Much of the start of the Fantasy Premier League season is spent working out which high-value players are worth splashing the cash on, and the elite managers among us have certainly nailed their colours to the mast.
By looking at a sample of 1,000 managers with multiple top-10,000 finishes to their names, we can see just who the best bosses have decided to pick after eight gameweeks of action.
The results show that they are acting far more decisively on premium players than the overall managerial population are.
Pierre-Emerick Aubameyang‘s shift to midfield this season had managers salivating at the prospect of his goals being worth five points instead of four, but a goal drought has seen elite managers drop him.
At a starting price of £12m he was always going to need to start quickly, but a return of just two goals has seen his ownership among the elite drop from 98.3 per cent in gameweek one to 1.9 per cent in GW8.
Arsenal’s form has been patchy also, and certainly the team’s Creativity scores within the FPL’s own metrics suggest they are struggling to create chances.
Aubameyang’s overall ownership remains reasonable at 13.1 per cent – the top bosses have been far more decisive as a group.
De Bruyne bounced
At £11.5m Manchester City’s Kevin De Bruyne is another who has fallen foul of elite managers’ immediate expectations.
KDB’s elite ownership dropped by 81 percentage points between GW4 and GW8 after the Belgian missed the 1-0 defeat of Arsenal and was eased back in with 22 minutes against West Ham.
But have the best managers been right to act swiftly?
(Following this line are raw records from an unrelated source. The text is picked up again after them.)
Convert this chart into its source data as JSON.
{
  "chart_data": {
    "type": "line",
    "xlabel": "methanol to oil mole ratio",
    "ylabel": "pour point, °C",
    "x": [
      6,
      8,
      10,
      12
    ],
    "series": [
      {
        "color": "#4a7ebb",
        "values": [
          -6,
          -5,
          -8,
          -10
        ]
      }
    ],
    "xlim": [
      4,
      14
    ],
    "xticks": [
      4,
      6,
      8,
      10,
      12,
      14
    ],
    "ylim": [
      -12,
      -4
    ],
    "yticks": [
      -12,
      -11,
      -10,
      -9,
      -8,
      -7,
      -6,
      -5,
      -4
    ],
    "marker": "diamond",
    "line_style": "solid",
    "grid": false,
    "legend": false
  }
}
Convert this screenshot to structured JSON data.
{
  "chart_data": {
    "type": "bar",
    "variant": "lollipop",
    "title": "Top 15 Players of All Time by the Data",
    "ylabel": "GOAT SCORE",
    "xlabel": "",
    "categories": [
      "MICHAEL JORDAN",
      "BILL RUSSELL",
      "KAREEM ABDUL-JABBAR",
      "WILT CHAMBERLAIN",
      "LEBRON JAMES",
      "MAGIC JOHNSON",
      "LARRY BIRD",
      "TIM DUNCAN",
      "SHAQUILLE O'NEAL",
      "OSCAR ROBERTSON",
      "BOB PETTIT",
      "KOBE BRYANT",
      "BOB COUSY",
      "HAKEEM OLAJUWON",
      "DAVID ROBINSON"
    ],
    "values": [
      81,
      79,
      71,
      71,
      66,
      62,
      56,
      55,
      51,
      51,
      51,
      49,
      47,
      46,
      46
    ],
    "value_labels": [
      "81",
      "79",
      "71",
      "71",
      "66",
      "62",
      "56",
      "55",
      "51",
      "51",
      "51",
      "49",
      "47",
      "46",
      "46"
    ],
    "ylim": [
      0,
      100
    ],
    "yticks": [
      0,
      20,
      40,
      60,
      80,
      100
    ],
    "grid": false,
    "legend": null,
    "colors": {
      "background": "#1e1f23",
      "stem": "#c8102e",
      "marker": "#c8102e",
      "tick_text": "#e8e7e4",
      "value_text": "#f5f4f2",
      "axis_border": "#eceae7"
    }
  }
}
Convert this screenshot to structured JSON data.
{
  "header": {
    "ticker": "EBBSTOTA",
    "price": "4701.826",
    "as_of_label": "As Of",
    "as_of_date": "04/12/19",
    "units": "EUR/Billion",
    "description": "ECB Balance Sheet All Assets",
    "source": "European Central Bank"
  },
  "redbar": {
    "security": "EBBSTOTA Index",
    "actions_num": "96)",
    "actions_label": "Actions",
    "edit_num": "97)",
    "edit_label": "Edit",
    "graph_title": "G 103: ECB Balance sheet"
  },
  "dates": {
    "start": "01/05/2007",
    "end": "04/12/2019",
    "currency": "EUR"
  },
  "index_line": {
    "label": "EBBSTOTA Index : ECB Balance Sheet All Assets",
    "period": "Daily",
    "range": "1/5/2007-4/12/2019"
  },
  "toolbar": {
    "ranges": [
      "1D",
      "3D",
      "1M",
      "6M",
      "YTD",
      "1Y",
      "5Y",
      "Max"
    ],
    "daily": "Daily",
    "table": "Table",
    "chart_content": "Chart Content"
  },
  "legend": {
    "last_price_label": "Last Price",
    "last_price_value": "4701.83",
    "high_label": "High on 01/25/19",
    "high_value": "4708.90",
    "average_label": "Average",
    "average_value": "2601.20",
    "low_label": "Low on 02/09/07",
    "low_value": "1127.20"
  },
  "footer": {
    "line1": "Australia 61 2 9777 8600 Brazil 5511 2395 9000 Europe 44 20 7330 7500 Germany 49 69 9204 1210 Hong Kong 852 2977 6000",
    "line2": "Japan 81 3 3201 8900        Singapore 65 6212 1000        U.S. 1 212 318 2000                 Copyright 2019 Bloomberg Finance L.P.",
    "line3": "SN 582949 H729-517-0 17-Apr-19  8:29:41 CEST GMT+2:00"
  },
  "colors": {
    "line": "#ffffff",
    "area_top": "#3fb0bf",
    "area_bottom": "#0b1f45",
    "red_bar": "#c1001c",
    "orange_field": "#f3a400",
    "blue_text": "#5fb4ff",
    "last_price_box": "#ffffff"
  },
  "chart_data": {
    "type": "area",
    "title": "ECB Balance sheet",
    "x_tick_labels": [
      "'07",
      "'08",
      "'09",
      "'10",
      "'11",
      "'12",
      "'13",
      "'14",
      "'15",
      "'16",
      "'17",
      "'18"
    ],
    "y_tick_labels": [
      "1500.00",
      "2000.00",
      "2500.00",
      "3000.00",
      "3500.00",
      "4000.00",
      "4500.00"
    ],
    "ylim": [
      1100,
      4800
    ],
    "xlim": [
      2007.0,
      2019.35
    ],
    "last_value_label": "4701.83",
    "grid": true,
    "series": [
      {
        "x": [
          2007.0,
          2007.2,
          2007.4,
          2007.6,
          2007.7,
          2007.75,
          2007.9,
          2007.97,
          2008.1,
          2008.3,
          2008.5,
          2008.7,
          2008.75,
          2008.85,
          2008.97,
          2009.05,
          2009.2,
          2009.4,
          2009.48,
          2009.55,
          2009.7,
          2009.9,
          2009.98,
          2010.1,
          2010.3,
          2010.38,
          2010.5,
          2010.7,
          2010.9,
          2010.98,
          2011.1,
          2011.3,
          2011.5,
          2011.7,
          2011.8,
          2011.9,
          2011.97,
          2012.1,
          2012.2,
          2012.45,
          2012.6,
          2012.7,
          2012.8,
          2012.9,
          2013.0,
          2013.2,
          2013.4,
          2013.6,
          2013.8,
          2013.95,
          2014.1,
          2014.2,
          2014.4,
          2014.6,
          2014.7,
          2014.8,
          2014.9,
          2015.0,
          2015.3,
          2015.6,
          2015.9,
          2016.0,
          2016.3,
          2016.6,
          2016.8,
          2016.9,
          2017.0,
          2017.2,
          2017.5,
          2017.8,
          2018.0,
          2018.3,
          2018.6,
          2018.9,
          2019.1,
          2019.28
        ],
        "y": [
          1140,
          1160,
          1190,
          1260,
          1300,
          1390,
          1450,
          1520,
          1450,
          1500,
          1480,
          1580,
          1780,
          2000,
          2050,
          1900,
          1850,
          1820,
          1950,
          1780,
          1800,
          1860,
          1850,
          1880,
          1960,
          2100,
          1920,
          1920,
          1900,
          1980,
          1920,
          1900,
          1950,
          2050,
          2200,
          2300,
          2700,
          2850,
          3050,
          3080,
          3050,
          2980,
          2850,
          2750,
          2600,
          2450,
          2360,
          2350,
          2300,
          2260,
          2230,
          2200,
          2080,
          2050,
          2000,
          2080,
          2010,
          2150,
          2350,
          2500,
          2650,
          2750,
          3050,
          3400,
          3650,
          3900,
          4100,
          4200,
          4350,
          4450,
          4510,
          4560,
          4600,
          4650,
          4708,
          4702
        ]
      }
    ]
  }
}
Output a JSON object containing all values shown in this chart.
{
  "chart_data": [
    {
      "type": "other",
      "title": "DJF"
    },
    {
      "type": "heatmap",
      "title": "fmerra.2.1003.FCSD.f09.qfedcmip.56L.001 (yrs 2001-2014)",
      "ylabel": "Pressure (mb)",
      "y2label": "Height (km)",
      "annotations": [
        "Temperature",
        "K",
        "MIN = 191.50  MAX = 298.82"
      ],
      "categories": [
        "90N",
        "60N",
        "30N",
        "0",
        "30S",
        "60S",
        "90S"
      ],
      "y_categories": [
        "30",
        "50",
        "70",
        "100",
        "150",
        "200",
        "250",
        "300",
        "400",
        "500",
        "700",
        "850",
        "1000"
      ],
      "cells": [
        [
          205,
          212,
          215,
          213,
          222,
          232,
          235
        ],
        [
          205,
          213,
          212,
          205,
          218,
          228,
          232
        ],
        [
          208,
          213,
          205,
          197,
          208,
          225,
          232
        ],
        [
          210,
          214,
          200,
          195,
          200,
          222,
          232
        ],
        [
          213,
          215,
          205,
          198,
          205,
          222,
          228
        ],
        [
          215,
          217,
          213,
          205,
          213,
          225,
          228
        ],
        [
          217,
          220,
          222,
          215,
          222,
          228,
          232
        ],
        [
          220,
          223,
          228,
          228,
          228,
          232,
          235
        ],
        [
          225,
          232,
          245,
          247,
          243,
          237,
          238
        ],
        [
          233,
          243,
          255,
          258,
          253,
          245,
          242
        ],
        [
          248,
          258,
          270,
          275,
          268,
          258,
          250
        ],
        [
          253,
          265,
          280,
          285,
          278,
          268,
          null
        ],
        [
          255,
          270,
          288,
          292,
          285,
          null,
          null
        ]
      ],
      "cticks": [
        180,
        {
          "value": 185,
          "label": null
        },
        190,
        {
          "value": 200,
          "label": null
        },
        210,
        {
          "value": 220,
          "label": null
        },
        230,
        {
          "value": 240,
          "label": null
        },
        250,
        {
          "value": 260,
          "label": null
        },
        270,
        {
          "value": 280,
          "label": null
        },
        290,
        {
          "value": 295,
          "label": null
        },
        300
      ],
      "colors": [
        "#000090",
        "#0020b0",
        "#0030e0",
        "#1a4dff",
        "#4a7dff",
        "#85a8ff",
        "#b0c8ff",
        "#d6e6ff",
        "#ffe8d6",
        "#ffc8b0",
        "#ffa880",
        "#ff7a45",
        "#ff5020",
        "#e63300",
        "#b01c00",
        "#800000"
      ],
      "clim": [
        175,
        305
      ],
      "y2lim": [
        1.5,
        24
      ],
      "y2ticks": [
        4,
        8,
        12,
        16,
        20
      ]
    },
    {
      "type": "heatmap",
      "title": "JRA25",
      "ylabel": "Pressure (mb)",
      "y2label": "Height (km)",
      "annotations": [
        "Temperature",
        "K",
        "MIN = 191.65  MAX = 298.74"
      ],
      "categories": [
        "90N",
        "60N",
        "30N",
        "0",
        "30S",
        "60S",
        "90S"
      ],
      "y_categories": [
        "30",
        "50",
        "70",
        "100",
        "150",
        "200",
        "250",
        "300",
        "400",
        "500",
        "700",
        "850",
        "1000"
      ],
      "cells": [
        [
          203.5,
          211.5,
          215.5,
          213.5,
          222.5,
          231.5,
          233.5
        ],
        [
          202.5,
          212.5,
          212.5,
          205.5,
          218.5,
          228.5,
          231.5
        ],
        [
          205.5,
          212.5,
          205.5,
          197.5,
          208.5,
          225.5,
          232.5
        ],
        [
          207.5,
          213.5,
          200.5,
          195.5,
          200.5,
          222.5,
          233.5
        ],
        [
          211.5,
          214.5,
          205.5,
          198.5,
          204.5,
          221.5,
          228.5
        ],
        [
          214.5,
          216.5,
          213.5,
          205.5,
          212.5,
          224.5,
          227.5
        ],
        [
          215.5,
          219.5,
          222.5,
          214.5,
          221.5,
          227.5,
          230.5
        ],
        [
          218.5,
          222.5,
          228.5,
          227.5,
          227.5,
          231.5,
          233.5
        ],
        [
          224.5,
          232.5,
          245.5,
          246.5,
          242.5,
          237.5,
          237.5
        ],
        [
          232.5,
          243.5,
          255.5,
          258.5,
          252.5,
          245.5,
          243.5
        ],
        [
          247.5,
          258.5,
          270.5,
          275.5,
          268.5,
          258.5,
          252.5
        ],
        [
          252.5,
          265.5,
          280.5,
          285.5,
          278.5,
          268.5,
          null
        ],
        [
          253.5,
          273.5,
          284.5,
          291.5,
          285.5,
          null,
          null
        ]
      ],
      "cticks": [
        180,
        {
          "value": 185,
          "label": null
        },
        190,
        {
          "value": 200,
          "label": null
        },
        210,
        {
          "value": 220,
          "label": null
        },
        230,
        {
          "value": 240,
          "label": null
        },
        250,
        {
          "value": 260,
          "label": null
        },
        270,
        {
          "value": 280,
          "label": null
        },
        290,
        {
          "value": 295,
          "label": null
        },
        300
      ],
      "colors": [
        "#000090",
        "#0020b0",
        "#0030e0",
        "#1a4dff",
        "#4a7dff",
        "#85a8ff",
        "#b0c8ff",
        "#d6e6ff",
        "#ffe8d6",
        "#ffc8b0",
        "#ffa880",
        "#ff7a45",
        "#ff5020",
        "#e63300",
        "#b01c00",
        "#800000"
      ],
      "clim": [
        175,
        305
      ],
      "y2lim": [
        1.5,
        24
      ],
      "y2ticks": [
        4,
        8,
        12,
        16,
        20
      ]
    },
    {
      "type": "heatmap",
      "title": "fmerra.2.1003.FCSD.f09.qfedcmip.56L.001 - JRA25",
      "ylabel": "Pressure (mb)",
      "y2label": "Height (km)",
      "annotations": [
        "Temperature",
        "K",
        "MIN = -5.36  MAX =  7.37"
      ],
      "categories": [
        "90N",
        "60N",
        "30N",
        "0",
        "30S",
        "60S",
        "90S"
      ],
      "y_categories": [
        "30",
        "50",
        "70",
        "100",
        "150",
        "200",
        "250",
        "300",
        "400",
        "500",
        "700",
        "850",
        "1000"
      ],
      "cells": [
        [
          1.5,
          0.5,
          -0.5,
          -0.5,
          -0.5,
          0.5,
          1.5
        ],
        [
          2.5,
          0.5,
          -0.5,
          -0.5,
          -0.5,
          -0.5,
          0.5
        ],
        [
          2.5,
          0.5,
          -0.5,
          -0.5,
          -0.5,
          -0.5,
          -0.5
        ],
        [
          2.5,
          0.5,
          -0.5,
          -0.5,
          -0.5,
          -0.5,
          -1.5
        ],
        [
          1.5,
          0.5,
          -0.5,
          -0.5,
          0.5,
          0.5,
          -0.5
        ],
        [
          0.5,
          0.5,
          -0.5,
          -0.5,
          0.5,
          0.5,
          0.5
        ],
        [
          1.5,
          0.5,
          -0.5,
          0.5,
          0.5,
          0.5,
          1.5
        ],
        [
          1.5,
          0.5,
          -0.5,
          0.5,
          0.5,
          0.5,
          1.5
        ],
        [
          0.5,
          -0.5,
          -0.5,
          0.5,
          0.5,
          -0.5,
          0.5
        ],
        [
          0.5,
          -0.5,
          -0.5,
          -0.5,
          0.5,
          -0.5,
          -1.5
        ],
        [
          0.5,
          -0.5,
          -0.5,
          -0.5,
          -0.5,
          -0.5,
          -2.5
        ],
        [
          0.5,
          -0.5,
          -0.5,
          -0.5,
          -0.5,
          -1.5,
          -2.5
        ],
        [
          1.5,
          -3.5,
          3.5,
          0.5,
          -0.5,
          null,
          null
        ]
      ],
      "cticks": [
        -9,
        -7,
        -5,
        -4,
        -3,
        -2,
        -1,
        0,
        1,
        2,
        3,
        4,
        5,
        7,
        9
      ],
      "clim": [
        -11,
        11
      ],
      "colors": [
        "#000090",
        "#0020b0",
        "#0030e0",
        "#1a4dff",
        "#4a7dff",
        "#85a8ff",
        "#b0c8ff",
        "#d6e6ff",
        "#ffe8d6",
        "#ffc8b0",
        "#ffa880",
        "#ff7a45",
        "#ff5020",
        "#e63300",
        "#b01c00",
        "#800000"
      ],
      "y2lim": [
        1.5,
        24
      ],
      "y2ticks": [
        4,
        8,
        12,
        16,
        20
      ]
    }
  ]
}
The midfield maestro has notched assists in his last two games, and has form that suggests he will warm into the season both as a provider and as a goalscorer.
But who have the cream of the crop moved in favour of? With eight goals in as many games – as well as an assist – Mohamed Salah has delivered on his original £12m price tag.
The Liverpool star was well backed by elite bosses in GW1, but such has been his consistency – providing attacking returns from midfield in six of his eight games – that his top ownership has risen from 84.8 per cent to 93.9 per cent.
His overall ownership (47.1 per cent) suggests the general population of managers remain to be convinced. Salah is the top-ranked midfielder for Threat and second for Creativity, which begs the question: what are they waiting for?
Tottenham’s Son Heung-min is a player who has taken a little longer to convince the elite, but very few doubt him now.
Perhaps the Spurs man’s hot and cold form is to blame for this lag. Son has blanked in four games this season, but in the other four he has averaged 16.5 points per game.
The elite seem to have decided that those blanks are worth putting up with for the occasions when Son scores four in one game – as he did against Southampton – with 94.6 per cent of them selecting him in GW8.
His overall ownership is catching up too, but one thing is for sure: the managers with pedigree are acting more swiftly and decisively than the rest of us.